Várias empresas nacionais também se mostraram bastante solícitas durante o início do projeto, dendo ajudado com disponibilidade rápida de componentes ou mesmo a sua oferta e com a produção de peças com especial urgência. Mas com o evoluir positivo da situação pandémica no País esses contactos estão em suspenso. No entanto, garante Paulo Fonte, continua a haver contactos e se, após a certificação, as empresas continuarem interessadas, só se pode aplaudir o empenho.
Ambos os ventiladores já fizeram os testes de bancada, e precisam agora de ser testados em animais de grande porte – porcos, no caso. É uma das exigências do Infarmed para que os produtos possam ser certificados como ‘ventiladores de emergência’ e chegar ao mercado. Estiveram, aliás, marcados para serem feitos no Instituto Nacional de Investigação Agrária e Veterinária (INIAV), em Santarém, mas casos de Covid na região adiaram os planos. Os testes deverão, assim, ser feitos em setembro, e só depois disso poderá haver seguimento no processo de certificação no Infarmed. Depois, se houver interessados, estará tudo pronto para serem produzidos.
A prova de conceito do modelo ’11 de abril’, que foi tornada pública a 31 de março, é de domínio público. Os modelos que estão agora em testes estão ainda “no segredo”. Paulo Fonte ainda não sabe se patenteará o EVEN, remetendo essa reflexão para mais tarde.
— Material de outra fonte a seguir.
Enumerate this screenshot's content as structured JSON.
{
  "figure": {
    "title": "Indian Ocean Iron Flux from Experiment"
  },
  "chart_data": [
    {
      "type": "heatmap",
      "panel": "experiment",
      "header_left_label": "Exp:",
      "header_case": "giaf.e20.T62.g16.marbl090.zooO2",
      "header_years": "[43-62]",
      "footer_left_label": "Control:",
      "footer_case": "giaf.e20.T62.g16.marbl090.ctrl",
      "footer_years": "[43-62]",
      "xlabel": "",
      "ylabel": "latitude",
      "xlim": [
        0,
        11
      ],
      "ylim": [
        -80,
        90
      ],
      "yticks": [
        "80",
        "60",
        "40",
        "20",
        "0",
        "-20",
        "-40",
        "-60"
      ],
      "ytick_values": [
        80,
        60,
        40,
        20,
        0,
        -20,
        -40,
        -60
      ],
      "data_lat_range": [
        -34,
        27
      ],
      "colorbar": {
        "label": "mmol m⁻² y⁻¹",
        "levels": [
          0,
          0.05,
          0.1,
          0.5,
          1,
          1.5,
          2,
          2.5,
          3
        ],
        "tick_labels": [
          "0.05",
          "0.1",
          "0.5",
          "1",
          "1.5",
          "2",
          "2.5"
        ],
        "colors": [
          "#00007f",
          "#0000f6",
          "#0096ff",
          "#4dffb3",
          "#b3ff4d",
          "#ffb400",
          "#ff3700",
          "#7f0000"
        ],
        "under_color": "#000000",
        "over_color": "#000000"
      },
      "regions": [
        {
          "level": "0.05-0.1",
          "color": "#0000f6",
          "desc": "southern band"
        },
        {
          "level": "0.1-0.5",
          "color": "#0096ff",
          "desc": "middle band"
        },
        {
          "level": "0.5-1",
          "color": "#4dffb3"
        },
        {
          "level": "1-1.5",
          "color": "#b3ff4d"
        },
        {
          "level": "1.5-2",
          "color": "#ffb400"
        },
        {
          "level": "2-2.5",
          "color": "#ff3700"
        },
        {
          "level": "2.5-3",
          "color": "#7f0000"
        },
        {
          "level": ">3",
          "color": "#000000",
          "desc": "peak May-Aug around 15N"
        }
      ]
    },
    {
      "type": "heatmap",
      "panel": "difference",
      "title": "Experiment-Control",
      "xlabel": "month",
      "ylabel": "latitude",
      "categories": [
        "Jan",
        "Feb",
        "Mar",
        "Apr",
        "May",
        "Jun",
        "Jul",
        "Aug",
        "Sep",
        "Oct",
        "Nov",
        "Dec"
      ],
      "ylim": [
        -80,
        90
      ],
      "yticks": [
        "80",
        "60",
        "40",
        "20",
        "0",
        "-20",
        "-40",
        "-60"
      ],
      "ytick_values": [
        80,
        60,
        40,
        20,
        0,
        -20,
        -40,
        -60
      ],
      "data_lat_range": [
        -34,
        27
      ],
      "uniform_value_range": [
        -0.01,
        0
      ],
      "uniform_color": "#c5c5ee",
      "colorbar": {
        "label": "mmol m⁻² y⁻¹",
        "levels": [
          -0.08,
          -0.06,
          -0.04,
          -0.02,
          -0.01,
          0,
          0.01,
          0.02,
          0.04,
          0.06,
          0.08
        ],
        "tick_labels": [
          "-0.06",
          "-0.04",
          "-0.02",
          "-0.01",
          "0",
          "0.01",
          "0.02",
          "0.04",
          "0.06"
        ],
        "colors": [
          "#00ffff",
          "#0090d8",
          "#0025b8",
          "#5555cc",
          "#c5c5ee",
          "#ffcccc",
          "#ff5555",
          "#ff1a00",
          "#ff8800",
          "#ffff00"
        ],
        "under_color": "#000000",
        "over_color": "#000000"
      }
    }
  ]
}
O que sabe, é que quer colocar o ventilado ao serviço da humanidade, para que, “pelo mundo, cada um possa escolher” o produto que fizer mais sentido.
Questionado sobre qual o maior ensinamento que retira deste projeto, que juntou profissionais de áreas tão diversas, Paulo Fonte realça a riqueza do conhecimento que se torna possível, numa espécie de dose concentrada.
Deste projeto, que junta Paulo Fonte, António Grilo e João Nascimento, fazem ainda parte Américo Pereira, Luís Lopes, Pedro Póvoa, Telmo G. Santos, Alberto Martinho, Ângela Neves, António Bugalho, António Gabriel-Santos, Gonçalo Gaspar Bentes Pimenta, João Goês, João Martins, João Pedro Oliveira, José Paulo Santos, Luís C. Gil, Miguel Onofre Domingues, Orlando Cunha, Pedro Pinheiro de Sousa, Tiago A. Rodrigues, Valdemar R. Duarte, Antero Abrunhosa e Mário Pimenta.
Médicos, engenheiros e investigadores afiliados na Escola de Medicina e na Faculdade de Ciências e Tecnologia da Universidade NOVA de Lisboa, Exército Português, Hospital CUF, Hospital de São Francisco Xavier, Instituto de Ciências Nucleares Aplicadas à Saúde (ICNAS) da Universidade de Coimbra, Instituto Superior de Engenharia do Instituto Politécnico de Coimbra (ISEC/IPC), Laboratório de Instrumentação e Física Experimental de Partículas (LIP-Coimbra), Universidade de Harvard e ainda engenheiros portugueses que integram equipas de fórmula 1, que formam um verdadeiro batalhão nacional que tenta deixar o mundo um pouco melhor.